Diese uralte Solothurnerin hat schon viel Wasser die Aare runterfliessen sehen: Seit 1686 steht das als «Gressly-Haus» bekannte Gebäude überschattet von mächtigen Platanen am Kreuzackerquai. Nun braucht das Schmuckstück aber einen neuen Namen: Die Ära Gressly ist zu Ende, wie Fabian Gressly, bisheriger Mitbesitzer und Mitglied der Erbengemeinschaft, auf Anfrage mitteilt.

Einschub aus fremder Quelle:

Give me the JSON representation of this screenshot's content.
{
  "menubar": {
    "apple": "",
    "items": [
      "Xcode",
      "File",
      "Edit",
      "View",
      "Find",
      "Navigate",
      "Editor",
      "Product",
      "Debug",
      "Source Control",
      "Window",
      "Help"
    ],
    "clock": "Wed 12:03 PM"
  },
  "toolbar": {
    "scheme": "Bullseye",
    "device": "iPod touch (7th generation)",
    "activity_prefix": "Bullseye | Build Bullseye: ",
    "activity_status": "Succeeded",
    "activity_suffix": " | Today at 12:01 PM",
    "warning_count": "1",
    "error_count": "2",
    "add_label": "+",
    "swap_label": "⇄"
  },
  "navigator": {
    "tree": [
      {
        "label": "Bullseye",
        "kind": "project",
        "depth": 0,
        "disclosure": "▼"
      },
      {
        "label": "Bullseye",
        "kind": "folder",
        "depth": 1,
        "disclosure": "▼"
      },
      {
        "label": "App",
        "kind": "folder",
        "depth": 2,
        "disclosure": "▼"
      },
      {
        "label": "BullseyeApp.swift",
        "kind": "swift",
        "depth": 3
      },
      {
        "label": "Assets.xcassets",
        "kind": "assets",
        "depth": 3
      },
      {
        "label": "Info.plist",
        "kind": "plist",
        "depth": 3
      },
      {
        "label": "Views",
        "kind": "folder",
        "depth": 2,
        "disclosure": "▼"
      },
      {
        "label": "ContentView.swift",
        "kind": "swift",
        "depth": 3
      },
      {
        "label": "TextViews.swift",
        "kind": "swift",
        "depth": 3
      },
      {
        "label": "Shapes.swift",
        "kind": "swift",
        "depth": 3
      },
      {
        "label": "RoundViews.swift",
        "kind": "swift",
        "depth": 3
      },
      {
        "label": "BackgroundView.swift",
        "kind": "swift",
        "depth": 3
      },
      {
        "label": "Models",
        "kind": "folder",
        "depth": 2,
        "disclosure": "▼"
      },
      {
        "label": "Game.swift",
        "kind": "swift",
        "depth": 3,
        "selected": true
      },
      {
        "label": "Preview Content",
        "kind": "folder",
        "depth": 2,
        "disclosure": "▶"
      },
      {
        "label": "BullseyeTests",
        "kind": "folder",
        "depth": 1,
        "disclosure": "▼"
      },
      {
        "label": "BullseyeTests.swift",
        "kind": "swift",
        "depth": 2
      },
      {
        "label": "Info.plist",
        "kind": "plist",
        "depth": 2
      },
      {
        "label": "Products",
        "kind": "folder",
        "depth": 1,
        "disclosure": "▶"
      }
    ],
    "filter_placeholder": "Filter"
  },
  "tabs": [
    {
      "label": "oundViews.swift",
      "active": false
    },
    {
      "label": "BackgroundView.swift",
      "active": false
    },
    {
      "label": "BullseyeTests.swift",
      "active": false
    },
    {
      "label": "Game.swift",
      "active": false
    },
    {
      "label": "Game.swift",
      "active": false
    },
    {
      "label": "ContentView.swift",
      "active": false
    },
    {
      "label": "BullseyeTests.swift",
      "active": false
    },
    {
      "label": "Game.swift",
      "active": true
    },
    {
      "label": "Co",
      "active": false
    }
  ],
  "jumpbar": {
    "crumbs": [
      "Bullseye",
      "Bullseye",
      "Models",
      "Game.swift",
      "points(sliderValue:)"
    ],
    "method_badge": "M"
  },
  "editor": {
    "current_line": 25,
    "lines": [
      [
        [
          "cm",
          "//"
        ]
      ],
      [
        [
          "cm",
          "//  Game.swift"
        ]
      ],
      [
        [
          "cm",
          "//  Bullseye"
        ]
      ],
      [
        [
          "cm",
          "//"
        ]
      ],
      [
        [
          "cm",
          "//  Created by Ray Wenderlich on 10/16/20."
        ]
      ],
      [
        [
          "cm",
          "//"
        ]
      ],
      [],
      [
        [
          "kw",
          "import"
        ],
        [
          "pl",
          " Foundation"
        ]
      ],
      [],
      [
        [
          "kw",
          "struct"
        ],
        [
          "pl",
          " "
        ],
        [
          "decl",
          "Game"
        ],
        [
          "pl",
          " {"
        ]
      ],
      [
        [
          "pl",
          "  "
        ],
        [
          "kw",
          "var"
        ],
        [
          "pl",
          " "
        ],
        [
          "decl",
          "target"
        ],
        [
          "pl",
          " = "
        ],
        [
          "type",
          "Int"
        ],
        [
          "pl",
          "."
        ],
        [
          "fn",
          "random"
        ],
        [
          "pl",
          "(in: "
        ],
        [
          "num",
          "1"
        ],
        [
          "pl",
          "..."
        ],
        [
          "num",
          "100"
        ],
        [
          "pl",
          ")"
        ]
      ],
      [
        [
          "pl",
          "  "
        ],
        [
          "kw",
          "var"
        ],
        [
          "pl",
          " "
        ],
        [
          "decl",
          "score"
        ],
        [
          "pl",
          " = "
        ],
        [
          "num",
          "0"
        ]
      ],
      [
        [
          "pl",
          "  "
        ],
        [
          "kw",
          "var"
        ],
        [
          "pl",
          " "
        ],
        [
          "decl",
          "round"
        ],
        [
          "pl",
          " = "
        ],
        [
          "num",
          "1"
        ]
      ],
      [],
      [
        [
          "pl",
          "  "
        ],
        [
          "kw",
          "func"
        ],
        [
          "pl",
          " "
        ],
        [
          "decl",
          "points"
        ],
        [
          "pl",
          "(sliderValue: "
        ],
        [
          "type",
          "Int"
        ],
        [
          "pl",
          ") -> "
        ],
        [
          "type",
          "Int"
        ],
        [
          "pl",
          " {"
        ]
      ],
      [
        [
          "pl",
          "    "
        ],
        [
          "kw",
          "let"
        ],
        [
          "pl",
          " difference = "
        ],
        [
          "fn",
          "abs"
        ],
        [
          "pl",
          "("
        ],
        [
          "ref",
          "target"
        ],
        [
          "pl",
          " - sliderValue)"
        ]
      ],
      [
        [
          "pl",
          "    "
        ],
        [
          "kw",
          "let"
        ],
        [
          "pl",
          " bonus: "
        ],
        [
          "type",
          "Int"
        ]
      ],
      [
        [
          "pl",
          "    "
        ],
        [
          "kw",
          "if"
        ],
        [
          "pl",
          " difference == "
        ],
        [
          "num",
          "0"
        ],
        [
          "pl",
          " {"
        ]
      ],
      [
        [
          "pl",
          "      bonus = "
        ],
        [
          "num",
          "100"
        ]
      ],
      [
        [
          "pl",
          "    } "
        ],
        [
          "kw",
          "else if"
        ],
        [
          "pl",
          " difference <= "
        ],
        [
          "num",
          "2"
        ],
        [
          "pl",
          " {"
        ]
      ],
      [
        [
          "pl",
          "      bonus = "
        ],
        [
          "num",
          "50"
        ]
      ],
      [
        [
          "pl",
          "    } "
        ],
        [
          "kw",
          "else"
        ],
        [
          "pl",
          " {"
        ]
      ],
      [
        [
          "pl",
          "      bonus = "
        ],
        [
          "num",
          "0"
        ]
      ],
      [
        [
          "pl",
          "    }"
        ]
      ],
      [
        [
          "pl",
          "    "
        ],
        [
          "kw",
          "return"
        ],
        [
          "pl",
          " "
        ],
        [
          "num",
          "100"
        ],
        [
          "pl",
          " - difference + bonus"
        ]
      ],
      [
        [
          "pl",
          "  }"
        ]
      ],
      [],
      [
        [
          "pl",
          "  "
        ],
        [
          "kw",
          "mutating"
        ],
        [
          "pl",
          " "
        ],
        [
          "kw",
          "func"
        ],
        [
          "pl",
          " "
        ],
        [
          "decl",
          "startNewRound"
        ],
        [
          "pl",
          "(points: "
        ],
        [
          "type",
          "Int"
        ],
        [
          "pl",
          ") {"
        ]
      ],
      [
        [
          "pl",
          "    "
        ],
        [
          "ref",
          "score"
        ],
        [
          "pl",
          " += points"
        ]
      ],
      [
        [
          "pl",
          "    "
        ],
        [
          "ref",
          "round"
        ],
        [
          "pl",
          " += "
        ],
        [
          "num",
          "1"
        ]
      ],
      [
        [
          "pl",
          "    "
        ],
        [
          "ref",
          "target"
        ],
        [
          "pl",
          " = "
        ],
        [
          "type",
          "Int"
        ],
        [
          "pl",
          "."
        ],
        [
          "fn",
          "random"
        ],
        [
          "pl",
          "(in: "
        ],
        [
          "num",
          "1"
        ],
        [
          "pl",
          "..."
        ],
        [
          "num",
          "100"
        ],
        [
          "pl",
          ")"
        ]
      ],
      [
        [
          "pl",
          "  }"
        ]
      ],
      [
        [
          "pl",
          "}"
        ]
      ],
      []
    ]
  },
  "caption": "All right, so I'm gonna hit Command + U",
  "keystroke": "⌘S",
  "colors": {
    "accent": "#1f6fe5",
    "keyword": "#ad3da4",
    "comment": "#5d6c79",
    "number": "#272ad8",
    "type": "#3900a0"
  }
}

Aufs Jahr genau vor 200 Jahren hatten es Theresia Gressly-Münch aus Bärschwil, ihre Tochter Rosa und Schwiegersohn Franz Scherer erstanden. Zweimal wurde es seither grösseren baulichen Veränderungen unterzogen, 1906 und 1928. Seit Ende November sind nun andere «Schwarzbuben» im Besitz der Liegenschaft. Bernadette und Reto Antener eröffnen dort Anfang Januar ihr Treuhandbüro für kleinere und mittlere Unternehmen sowie Spitexbetriebe.

Denkwürdige Geschichte

«Wir haben für das Haus keinen Nutzen mehr in unserem Sinne», begründet Gressly den Verkaufsentscheid. Zudem bringe eine Liegenschaft mit baugeschichtlicher Bedeutung eine grosse Verpflichtung mit sich. «Deshalb sind wir nun auch froh, dass das Gebäude eine Zukunft hat.» So sicher wie die Zukunft des Hauses, so bedeutsam seine Vergangenheit: Stuckaturdecken, Wandmalereien mit Motiven – unter anderem aus der griechischen Mythologie – sowie eine hauseigene Kapelle mit Altar und Bänken zeichnen das Interieur aus – unter anderem.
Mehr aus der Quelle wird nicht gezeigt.